The experts were speaking at a roundtable -- Sundarbans in great danger: the measures need to be taken immediately -- organised by Bangla Daily Prothom Alo at its office in the capital's Karwan Bazar yesterday.
The speakers urged the government to take both short and long-term preparations to stop recurrence of such incidents.
Criticising Shipping Minister Shajahan Khan for his remark that the forest wouldn't be affected by the spilled oil, they said there were reports of deaths of animals in the forest.
The oil spill would have adverse effects on the biodiversity of the forest in the long run, said the experts.

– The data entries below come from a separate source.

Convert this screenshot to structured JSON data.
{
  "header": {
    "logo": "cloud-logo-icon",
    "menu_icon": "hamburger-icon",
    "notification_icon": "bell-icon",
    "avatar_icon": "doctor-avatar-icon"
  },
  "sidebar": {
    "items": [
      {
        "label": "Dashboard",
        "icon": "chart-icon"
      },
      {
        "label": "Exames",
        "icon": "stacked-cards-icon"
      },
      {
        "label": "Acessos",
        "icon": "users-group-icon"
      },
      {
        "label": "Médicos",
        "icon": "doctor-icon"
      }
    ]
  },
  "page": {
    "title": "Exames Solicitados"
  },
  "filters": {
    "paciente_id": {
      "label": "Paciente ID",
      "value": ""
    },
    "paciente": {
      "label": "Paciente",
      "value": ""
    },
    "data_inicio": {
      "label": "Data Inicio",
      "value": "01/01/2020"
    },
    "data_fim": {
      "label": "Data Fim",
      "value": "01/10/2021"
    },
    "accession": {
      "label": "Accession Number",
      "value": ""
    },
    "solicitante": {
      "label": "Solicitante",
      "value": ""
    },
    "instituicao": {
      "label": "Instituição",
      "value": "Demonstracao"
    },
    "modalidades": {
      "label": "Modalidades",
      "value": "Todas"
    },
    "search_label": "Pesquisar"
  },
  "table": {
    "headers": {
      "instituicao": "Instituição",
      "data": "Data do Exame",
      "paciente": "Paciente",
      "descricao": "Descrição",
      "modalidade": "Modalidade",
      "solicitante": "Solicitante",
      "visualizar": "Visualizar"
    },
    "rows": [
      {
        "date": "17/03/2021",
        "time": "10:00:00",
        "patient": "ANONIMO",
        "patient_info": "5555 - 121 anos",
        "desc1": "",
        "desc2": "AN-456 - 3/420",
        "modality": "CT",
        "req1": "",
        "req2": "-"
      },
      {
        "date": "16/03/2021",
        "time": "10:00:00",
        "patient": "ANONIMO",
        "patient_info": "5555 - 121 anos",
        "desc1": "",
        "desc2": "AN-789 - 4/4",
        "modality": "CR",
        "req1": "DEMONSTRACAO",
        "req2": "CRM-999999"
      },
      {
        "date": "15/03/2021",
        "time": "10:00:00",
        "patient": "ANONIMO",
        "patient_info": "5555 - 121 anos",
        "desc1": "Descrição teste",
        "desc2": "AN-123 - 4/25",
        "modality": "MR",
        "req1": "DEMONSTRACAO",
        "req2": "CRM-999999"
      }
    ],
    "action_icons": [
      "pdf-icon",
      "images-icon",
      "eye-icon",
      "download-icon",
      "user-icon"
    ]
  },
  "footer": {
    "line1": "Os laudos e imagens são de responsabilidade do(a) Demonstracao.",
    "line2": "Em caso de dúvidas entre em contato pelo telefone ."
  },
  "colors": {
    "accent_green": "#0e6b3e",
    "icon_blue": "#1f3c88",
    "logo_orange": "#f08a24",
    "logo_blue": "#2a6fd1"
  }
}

Eminent environmentalist Prof Ainun Nishat said the spilled oil could have been easily collected from the rivers and canals, using “booms”, made of plastic pipes and nets, with the help of local fishermen.
But that didn't happen due to ignorance of the government organisations concerned, and oil spread over a vast area increasing the damage to the forest.
The government should have engaged members of the army and the navy to deal with the situation, he said.
Dr Atiq Rahman, executive director of Bangladesh Centre for Advanced Studies, said the authorities could have contained the oil spill to a certain area, and then remove the oil from water.
Prof Abul Bashar of Dhaka University said the oil spill has harmed the forest's genetic resources that are unique in the world.